Dalam rencana 12 poinnya, China mempresentasikan sarannya sendiri untuk mengakhiri perang, yang ditanggapi dengan skeptis oleh politisi Uni Eropa. Rencana tersebut menyerukan untuk mengakhiri sanksi Barat terhadap Rusia, menyiapkan koridor kemanusiaan untuk evakuasi warga sipil, dan langkah-langkah untuk mempromosikan ekspor biji-bijian setelah gangguan pasokan pangan global meningkat tahun lalu. Sementara Beijing mengklaim netral terhadap konflik, Barat mengkritik penolakan negara itu untuk mengutuk invasi Moskow.
Khususnya, negara-negara berpengaruh di Global South seperti India, Brasil, dan india telah menunjukkan netralitas dan menghindari memihak dalam konflik untuk menghindari polarisasi. Sembilan negara Asia Tenggara memberikan suara untuk mendukung resolusi Majelis Umum PBB untuk mengutuk invasi Rusia ke Ukraina dan menuntut Moskow menarik pasukannya.
Perang yang sedang berlangsung di Ukraina telah berdampak buruk pada ekonomi mereka melalui gangguan rantai pasokan, dan meningkatnya polarisasi global.
Invasi Rusia ke Ukraina juga memicu diskusi tentang tanggapan Barat yang tidak konsisten. Sejumlah negara menahan diri untuk tidak mendukung Ukraina melawan Rusia karena anggapan "standar ganda Barat," kata Kanselir Jerman Olaf Scholz bulan lalu .
"Apa yang mereka perjuangkan adalah penerapan yang tidak setara dari prinsip-prinsip itu. Apa yang mereka harapkan adalah representasi dengan syarat yang sama dan diakhirinya standar ganda Barat," kata Scholz di Berlin.

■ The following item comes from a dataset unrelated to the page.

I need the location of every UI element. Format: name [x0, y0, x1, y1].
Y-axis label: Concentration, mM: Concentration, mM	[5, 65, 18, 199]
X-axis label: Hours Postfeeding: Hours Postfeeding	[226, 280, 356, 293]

Sementara itu, Ihor Zhovkva, kepala penasihat diplomatik Presiden Ukraina Volodymyr Zelenskyy, mengatakan rencana perdamaian Kyiv adalah satu-satunya cara untuk mengakhiri perang Rusia di negara tersebut. Dia mengatakan kepada Reuters bulan lalu bahwa Ukraina tidak tertarik pada gencatan senjata yang bertujuan untuk mengunci wilayah yang dikuasai Rusia.
"Tidak mungkin ada rencana perdamaian Brasil, rencana perdamaian China, rencana perdamaian Afrika Selatan ketika Anda berbicara tentang perang di Ukraina," kata Zhovkva dalam sebuah wawancara.